We purchased our tickets and went in search of luncheon options. Near the theater was a local pizza joint that wasn't too bad...good beer on tap, and the calzones were large and stuffed. Imagine our suprise when we pulled up and our little pizza dive had turned into an actual (we think) Italian restaurant, complete with white tablecloths, pictures of Venice on the walls, and suspect bottles of wine on the table. (Why do restaurants do that? Put bottles of wine on the table? If you were going to order that wine, you would definitely not want the one on the table that had been manhandled by everyone who sat down, slobbered on by errant children, etc.)
We decided to give it a whirl anyway, because it was next to the Cold Stone Creamery, which was my real reason for suggesting the old place in the first place. (More on the Creamery in a moment.)
The menu was pretty basic. I wasn't in the mood for pasta, and a grilled vegetable panini caught my eye, so I opted for that. The description in the menu read "grilled eggplant, roasted red peppers, and fresh mozzarella cheese." Sounded pretty good on this overcast afternoon, especially when paired with a cup of pasta fagioli soup.
The soup was passable--not the best I've ever had or made myself, but hot and somewhat tasty. Our entrees arrived--The Man ordered their pasta carbonara, which was a lighter alfredo-type sauce with peas and bacon--people are just afraid to do the egg thing--and I took a bite of my panini. It was a bit greasy, but there was something else...actually, something lacking in that bite.
I pulled the sandwich apart and what I found within is the "disenchanting" part of our story. Yes, there was fresh mozzarella, but what the hell was going on with the vegetables? No eggplant, no red peppers, just some chopped up bits of yellow squash, zucchini, and broccoli that had been sauteed, not grilled.
My brain was a bit fuzzy and wishing it was still in Maine, so I thought that I had mis-read the menu. The Man grabbed me a menu from another table, so I could confirm what was supposed to be on my sandwich. There, in black and white, the menu listed the grilled eggplant and roasted peppers.

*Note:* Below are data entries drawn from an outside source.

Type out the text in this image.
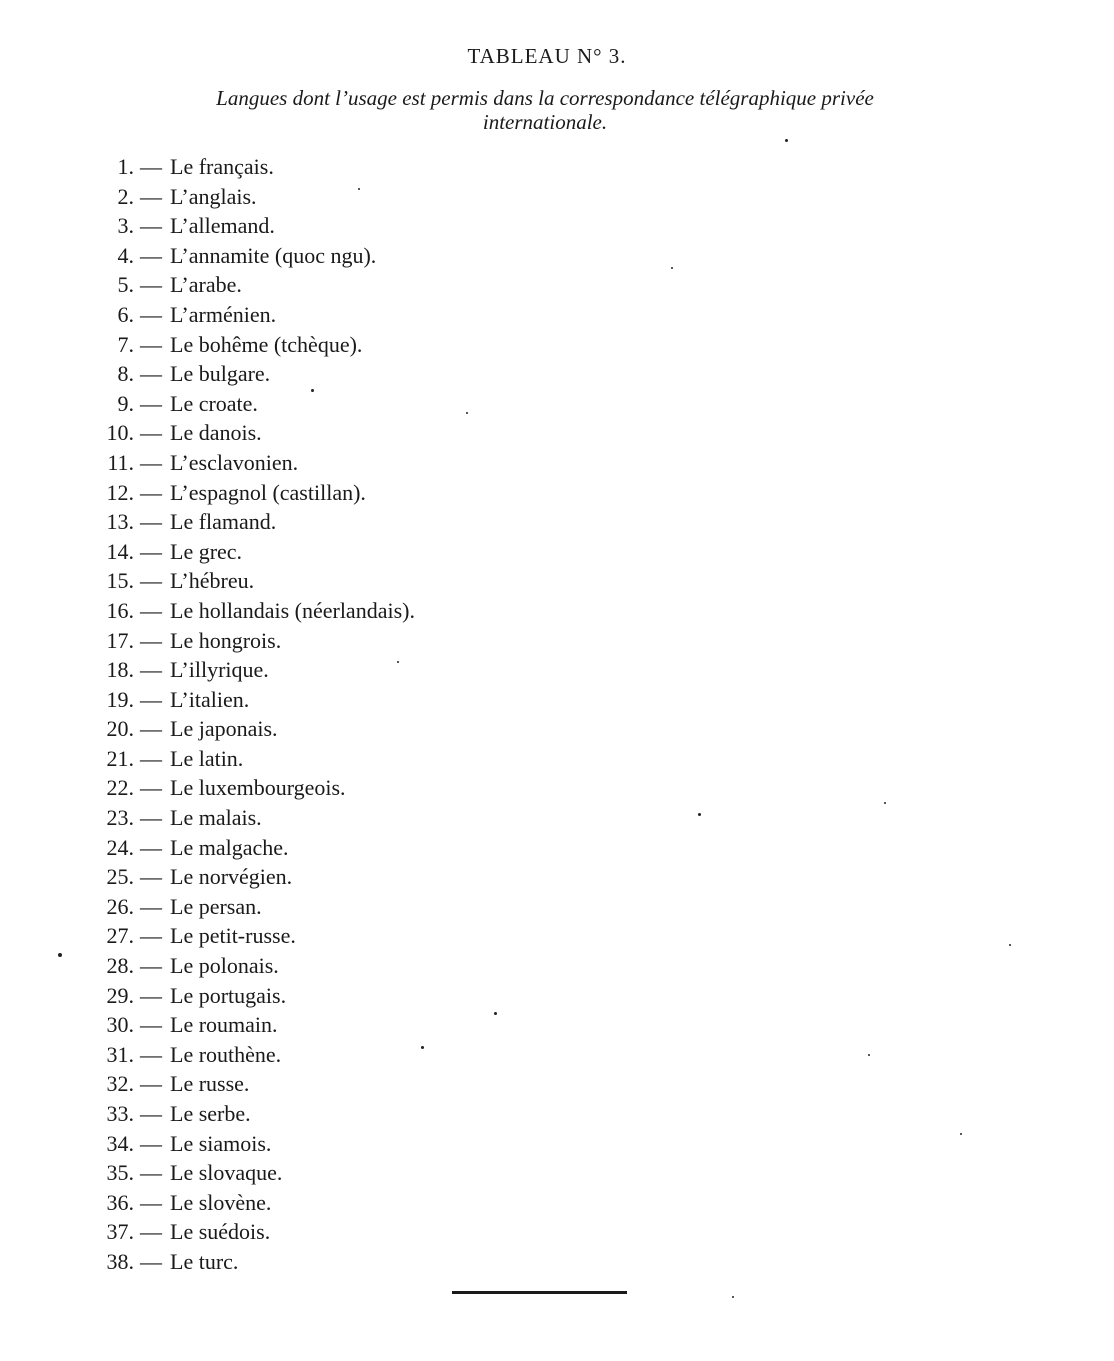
TABLEAU N° 3.
Langues dont l’usage est permis dans la correspondance télégraphique privée
internationale.
1. — Le français.
2. — L’anglais.
3. — L’allemand.
4. — L’annamite (quoc ngu).
5. — L’arabe.
6. — L’arménien.
7. — Le bohême (tchèque).
8. — Le bulgare.
9. — Le croate.
10. — Le danois.
11. — L’esclavonien.
12. — L’espagnol (castillan).
13. — Le flamand.
14. — Le grec.
15. — L’hébreu.
16. — Le hollandais (néerlandais).
17. — Le hongrois.
18. — L’illyrique.
19. — L’italien.
20. — Le japonais.
21. — Le latin.
22. — Le luxembourgeois.
23. — Le malais.
24. — Le malgache.
25. — Le norvégien.
26. — Le persan.
27. — Le petit-russe.
28. — Le polonais.
29. — Le portugais.
30. — Le roumain.
31. — Le routhène.
32. — Le russe.
33. — Le serbe.
34. — Le siamois.
35. — Le slovaque.
36. — Le slovène.
37. — Le suédois.
38. — Le turc.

I was a bit perturbed by this mismatch of menu description and delivered food item. I set the sandwich to the side, and finally our waitron came over and asked if anything was wrong. I pointed out the discrepancy between the menu and the actual sandwich, and he apologized and whisked it away. He offered me other food items, but I declined. My heart really wasn't into a meal at this restaurant after that, and I got even more peeved after the waitron returned from the kitchen to apologize again. He said something along the lines that the cook didn't have any grilled eggplant or peppers, and thought it was too late to do them, so he grilled other vegetables. It was 2:00 in the afternoon...what did he mean "too late?" And, why did he not tell the waiter that they were out of eggplant or something and request that I make another selection? Did he think I was stupid and not going to notice the absence of the eggplant, much less the red peppers? And, if those vegetables he put on the sandwich were anywhere near a grill and not a saute pan, I'll eat my keyboard and yours.
The irony is that I recently read an article essentially about the truth of menu descriptions, and how sometimes what you order is not what you get...essentially, "truth in menus," which are laws in some states. I remember thinking that article was really odd, because how the heck could that happen? Why would a restaurant serve something that didn't live up to the description or, at the very least, the list of ingredients in the menu description? Now, I know. And, this restaurant has lost a customer. Yes, the waiter took the sandwich and the soup (which was unexpected--I did expect not to pay for the sandwich, because it damn skippy was not what I ordered, but the soup was fine) off our bill, but the fact that the kitchen just didn't feel like living up to the restaurant's standards was a bit much to swallow. I can just hear Gordon Ramsey's voice in my head now, and "donkey" would be the least of the this guy's worries.
The more I thought about it, the more pissed off I got. Not that there was anything else I could do. I had voiced my displeasure over the mismatch, but I still felt sort of impotent about the situation. I think it just boils down to the whole "did the cook think I wouldn't notice? Do I look that stupid?" factor in this equation. Sure, there's a ton of people out there who make life hell for wait staff and cooks, but when a restaurant allows this kind of behavior to happen, then it's pretty indicative of how long the restaurant is going to be in business. I'm betting this is not the first time it has happened, and I'll be surprised if this place makes it to Spring.
But, all was not lost. Cold Stone Creamery finally had my favorite (of theirs) flavor, which is a special holiday offering--Dark Chocolate Peppermint. This is a dark chocolate ice cream, with a lovely pepperminty flavor that's not overpowering or artificial tasting. The ice cream itself is not overly sweet, so it's sort of a nice palate cleanser as well as dessert. Unfortunately, it's only available for about2 1/2 months, during the holiday season. I think of Cold Stone as being way overpriced (as are other places like it), because it's ice cream for heaven's sake...not liquid or frozen gold, but this flavor is worth darkening their doorstep. I like it plain--none of that mix-in stuff for me--and it just hits the spot, making the bad dream of that lunch fade into insignificance for awhile...at least until it came time to post about it!